Development of Benzenesulfonamide Derivatives as Potent Glutathione Transferase Omega-1 Inhibitors
Xie, Yiyue,Tummala, Padmaja,Oakley, Aaron J.,Deora, Girdhar Singh,Nakano, Yuji,Rooke, Melissa,Cuellar, Matthew E.,Strasser, Jessica M.,Dahlin, Jayme L.,Walters, Michael A.,Casarotto, Marco G.,Board, Philip G.,Baell, Jonathan B.

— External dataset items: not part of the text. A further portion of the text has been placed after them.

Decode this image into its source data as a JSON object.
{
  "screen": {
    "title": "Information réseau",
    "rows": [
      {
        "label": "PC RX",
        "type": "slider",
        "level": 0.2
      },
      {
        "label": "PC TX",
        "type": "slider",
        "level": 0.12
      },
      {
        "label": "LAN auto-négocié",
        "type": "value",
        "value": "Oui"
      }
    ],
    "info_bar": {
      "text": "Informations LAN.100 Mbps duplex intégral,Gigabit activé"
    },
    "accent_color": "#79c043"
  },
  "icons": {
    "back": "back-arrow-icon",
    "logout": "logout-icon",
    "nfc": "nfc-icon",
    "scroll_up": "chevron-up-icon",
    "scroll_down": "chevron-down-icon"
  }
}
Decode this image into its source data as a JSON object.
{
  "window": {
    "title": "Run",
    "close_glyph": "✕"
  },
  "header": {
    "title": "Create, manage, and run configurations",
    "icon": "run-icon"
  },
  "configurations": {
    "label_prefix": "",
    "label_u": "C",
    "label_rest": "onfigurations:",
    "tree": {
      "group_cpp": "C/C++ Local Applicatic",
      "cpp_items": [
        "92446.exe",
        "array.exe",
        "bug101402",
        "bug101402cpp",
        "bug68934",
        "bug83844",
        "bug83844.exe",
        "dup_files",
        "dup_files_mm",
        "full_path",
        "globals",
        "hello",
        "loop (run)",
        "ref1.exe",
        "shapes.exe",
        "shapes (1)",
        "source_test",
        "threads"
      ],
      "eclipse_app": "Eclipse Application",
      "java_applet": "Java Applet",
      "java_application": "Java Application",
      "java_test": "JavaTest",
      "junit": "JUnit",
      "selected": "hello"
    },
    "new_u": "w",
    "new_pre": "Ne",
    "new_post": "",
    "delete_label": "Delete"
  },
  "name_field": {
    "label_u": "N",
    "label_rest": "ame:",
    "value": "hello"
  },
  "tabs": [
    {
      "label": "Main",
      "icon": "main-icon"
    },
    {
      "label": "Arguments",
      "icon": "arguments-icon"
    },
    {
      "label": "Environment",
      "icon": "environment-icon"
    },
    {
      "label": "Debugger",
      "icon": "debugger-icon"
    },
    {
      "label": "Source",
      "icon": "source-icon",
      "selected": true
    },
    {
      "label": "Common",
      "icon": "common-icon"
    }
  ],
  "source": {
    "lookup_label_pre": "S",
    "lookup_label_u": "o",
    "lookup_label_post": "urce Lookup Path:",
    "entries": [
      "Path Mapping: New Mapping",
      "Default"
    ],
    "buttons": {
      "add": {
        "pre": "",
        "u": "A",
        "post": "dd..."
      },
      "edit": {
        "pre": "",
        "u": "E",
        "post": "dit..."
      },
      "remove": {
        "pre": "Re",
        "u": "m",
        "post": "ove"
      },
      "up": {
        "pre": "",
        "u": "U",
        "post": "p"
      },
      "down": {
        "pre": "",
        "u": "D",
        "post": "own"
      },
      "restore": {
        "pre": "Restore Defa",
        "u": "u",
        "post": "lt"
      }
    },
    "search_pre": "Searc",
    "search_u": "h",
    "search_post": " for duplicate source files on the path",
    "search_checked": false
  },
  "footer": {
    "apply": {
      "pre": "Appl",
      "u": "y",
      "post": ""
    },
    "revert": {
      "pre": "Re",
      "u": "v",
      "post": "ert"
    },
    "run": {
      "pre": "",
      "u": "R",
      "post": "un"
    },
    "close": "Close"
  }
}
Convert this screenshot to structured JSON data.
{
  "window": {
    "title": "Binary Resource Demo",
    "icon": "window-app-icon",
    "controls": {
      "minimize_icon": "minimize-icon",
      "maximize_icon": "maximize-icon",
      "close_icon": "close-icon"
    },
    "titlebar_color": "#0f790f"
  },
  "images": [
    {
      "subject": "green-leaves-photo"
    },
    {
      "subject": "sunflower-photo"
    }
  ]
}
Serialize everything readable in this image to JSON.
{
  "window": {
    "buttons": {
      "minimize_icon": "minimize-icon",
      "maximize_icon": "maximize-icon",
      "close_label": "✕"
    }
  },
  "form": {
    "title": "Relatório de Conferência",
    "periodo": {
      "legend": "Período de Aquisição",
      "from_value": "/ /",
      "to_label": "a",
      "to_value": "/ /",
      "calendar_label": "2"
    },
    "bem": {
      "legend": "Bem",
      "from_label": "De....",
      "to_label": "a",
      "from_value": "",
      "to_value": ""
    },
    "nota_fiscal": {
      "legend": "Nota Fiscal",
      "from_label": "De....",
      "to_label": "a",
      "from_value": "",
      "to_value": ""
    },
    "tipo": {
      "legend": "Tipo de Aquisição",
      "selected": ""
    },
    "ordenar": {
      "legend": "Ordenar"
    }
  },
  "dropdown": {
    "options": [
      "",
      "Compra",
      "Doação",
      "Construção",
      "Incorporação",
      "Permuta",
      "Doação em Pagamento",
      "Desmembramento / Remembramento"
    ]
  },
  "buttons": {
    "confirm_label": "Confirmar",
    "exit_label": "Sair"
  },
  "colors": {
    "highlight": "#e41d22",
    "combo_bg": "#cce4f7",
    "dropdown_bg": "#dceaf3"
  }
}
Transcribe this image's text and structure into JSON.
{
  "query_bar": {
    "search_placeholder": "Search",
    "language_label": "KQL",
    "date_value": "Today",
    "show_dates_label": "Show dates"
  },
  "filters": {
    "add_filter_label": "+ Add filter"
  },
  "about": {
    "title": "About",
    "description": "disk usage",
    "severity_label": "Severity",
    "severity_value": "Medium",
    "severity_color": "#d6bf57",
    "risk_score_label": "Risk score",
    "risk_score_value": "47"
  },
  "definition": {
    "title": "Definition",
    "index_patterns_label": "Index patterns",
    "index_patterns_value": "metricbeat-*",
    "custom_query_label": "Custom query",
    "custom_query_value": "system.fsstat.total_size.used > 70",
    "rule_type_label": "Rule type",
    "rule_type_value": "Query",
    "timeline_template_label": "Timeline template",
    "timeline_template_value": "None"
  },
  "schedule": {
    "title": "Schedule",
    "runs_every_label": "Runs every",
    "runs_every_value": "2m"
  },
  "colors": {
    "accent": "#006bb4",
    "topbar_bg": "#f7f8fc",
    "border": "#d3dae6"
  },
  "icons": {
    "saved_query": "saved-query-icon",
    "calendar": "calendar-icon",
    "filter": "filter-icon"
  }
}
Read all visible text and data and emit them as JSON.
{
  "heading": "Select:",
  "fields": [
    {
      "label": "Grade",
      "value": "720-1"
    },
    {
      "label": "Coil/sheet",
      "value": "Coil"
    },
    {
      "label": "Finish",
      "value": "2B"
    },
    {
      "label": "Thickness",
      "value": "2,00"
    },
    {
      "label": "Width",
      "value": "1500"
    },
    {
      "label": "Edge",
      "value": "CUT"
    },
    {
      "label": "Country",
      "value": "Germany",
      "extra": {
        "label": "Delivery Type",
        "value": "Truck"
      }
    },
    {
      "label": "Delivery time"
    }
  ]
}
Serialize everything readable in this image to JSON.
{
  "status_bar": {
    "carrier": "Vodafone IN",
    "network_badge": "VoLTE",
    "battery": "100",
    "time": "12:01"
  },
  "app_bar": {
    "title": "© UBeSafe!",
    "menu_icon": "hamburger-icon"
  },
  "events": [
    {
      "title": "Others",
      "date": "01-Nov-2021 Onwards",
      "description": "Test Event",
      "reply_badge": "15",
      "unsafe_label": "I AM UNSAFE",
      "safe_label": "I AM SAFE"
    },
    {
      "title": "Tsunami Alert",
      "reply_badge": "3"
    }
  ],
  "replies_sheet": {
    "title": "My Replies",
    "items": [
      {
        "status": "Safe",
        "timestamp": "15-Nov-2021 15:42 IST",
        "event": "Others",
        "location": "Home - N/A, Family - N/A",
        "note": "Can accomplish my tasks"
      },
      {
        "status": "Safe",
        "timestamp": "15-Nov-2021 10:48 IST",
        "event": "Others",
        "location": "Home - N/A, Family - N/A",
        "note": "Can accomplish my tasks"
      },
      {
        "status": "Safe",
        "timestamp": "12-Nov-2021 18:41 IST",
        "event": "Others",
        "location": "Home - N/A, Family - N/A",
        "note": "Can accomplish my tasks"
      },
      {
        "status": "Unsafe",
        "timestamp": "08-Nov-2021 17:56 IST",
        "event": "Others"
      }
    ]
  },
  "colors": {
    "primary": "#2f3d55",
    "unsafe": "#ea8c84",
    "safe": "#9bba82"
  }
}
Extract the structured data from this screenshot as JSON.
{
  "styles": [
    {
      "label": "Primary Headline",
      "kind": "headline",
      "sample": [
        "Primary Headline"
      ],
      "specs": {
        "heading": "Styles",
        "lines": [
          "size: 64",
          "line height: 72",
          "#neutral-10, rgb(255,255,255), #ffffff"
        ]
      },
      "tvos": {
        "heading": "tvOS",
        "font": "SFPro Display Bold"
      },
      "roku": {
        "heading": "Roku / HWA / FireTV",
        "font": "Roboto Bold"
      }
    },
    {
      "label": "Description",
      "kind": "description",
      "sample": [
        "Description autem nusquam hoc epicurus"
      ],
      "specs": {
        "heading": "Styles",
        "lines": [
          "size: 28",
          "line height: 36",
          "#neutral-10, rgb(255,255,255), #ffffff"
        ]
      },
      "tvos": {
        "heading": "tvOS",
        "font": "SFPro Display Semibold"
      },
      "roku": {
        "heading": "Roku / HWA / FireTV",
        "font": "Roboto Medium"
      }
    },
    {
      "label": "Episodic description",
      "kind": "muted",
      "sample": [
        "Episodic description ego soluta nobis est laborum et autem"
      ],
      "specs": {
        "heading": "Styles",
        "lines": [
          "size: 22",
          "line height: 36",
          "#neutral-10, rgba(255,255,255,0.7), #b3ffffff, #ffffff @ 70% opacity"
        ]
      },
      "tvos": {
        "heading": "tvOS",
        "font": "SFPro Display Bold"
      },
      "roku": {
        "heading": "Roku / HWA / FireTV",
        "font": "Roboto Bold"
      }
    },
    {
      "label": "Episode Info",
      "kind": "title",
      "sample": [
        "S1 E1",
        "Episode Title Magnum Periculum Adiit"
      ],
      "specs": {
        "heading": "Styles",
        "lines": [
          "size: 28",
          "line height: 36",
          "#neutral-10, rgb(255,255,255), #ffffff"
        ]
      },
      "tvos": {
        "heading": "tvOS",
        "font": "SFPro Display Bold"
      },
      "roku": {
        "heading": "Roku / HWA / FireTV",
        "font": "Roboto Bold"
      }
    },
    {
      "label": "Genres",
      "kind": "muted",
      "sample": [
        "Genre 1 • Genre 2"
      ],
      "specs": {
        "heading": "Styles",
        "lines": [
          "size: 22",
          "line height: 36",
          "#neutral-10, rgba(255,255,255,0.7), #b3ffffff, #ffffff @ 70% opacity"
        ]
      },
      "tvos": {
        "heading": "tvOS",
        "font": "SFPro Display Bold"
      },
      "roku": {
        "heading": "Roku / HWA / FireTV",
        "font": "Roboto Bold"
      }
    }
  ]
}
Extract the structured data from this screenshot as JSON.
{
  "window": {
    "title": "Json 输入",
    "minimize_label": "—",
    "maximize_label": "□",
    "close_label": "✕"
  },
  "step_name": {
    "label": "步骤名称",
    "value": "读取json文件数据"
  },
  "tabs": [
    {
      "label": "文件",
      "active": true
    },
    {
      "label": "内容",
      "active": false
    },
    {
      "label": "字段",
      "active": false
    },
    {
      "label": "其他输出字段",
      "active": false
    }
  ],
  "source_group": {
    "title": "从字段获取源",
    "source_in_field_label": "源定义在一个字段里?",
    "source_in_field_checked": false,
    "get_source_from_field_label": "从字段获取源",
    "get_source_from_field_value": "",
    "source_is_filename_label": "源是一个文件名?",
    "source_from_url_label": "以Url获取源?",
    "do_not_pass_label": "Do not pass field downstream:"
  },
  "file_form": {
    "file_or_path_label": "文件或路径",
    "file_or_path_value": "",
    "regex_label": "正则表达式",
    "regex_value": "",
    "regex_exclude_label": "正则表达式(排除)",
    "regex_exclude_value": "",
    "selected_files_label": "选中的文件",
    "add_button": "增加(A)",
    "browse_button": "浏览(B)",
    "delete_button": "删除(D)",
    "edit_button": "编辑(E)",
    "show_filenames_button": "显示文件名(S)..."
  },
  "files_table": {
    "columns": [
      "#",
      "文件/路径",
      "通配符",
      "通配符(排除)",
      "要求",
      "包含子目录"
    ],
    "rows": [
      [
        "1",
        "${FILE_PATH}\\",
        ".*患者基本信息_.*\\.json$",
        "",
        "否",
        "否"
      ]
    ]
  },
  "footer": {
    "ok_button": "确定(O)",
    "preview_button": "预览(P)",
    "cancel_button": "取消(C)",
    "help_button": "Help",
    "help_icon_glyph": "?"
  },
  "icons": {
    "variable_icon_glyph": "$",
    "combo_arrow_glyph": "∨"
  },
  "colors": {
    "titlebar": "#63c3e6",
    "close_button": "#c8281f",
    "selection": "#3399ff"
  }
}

, p. 2894 - 2914 (2020/04/08)
Glutathione transferase omega-1 (GSTO1-1) is an enzyme whose function supports the activation of interleukin (IL)-1β and IL-18 that are implicated in a variety of inflammatory disease states for which small-molecule inhibitors are sought. The potent reactivity of the active-site cysteine has resulted in reported inhibitors that act by covalent labeling. In this study, structure-activity relationship (SAR) elaboration of the reported GSTO1-1 inhibitor C1-27 was undertaken. Compounds were evaluated for inhibitory activity toward purified recombinant GSTO1-1 and for indicators of target engagement in cell-based assays. As covalent inhibitors, the kinact/KI values of selected compounds were determined, as well as in vivo pharmacokinetics analysis. Cocrystal structures of key novel compounds in complex with GSTO1-1 were also solved. This study represents the first application of a biochemical assay for GSTO1-1 to determine kinact/KI values for tested inhibitors and the most extensive set of cell-based data for a GSTO1-1 inhibitor SAR series reported to date. Our research culminated in the discovery of 25, which we propose as the preferred biochemical tool to interrogate cellular responses to GSTO1-1 inhibition.